A lack of realistic self-appraisal, I suggested in our conversation, might describe how the U.S. and China have come to blows in the trade war. While Deng Xiaoping followed the notion of “bide your time and hide your strength” as China developed, Xi Jinping has discarded any such restraint and boasted that the Middle Kingdom had returned to the center of the world stage and would even overtake the U.S. in technological supremacy. This proved too much for the Washington foreign policy establishment, no less Trump and his team, who are fighting back with a trade war.

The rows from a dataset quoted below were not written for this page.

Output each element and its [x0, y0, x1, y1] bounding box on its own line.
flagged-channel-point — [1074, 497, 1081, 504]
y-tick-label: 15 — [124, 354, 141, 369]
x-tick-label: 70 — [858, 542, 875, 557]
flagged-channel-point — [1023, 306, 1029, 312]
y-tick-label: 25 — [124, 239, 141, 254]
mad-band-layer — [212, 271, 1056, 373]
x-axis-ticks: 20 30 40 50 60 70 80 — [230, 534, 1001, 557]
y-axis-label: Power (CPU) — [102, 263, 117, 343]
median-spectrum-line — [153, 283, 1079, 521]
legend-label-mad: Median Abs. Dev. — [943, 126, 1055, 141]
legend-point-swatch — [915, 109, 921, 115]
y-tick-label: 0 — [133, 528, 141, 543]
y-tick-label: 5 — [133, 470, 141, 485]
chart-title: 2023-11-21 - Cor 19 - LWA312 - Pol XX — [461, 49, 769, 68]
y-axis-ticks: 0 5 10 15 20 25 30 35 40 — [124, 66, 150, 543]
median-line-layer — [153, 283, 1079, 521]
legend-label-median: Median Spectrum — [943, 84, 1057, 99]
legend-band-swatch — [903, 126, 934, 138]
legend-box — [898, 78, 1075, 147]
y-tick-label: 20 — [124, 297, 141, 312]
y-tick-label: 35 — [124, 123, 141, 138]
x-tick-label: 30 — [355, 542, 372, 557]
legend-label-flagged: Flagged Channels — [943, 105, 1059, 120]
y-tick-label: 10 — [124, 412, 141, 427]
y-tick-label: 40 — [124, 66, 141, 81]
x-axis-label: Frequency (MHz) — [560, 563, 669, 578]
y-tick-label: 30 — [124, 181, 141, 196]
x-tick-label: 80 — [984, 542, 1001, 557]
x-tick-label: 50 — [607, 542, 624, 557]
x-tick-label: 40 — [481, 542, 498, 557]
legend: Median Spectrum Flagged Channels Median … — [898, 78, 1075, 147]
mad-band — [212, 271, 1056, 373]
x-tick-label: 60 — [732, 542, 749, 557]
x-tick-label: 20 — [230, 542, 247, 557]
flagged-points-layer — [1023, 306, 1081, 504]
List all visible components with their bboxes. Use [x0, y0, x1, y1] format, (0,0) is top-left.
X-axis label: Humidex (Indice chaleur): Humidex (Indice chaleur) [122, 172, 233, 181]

Xi’s mistake, from the standpoint of China’s interests, is that he seems to have moved too soon and exposed his nation’s key vulnerability — its high-tech advances still depend heavily on the West for semiconductor chips and other technological inputs.

Diamond’s reply: “What was true of the Japanese militarists and may be true of Xi as you suggest, also applies to the U.S. today — people’s mindset, the narrative they choose to believe, often overrides their perception of reality and the facts in front of their faces. This is likely true of the virtual paranoia many Americans feel today about China and the prospect of an Asian Century in which it dominates. … What matters is whether those in charge in the governing class share a worldview based on knowing the world, not just part of it that fits with their inclination.”

Another parallel discussed in his book is how Chile, once the most stable democracy in Latin America, descended in the 1970s into the kind of intense polarization and incapacity for compromise we see in the U.S. today. In Chile’s case, that led to a brutal military coup and 17 years of dictatorship.

What we see in both cases, says Diamond, “is a process of erosion that at some moment reaches a point of no return.” But there are obvious differences. “If democracy ends in the U.S., it’s not going to be the way it ended in Chile with a military coup. It will end through a slow erosion, a continuation of trends we see now of restrictions on the ability of people to register to vote, on low voter turnout, on the executive interference with the judiciary and struggles between the executive and the Congress. I don’t take it for granted that democracy in the United States is going to overcome all obstacles. I see a serious risk.”

Are there cases in which nations have anticipated crisis and avoided it? Yes, argues Diamond. A case in point is the European Union, which has sought to integrate sovereignties as a way to defang the aggressive nationalism that decimated the continent in two world wars during the 20th century. Many today, lamentably, are poised to unlearn that lesson.

On the other hand, he notes, paradoxically, strong national cohesion is “what has enabled nations to face and surmount crisis through a sense of common identity that can mobilize allegiance to a course of action. Today, especially given the revival of nationalism, there is no such solid global identity. That is the chief challenge in battling climate change.”

Yet, even despite that absence of a planetary identity, overcoming some key global challenges has proven possible. “In fact,” Diamond observes, “the world has a track record over the last 40 years of having solved really difficult problems in diffuse and unflashy ways — for example, eradicating small pox. To eradicate the threat of small pox contagion, you had to eradicate it in every country in the far reaches of the world, including Somalia, where the last cases appeared.”

This last point suggests that we may have entered a new era in which common challenges can be addressed through networks that cross boundaries and are neither national nor global.

“For massive change to take place,” the polymath designer Bruce Mau has observed, “it doesn’t have to cross the classical, formal political threshold. The single biggest difference between the past and the future is that the capacity to affect change is ‘distributed.’ A new social and political ecology is evolving where individuals or groups don’t have to go up the tree of political authority only to come back down again and make something happen. That is inefficient. They can do it on their own, through interconnectedness with others.”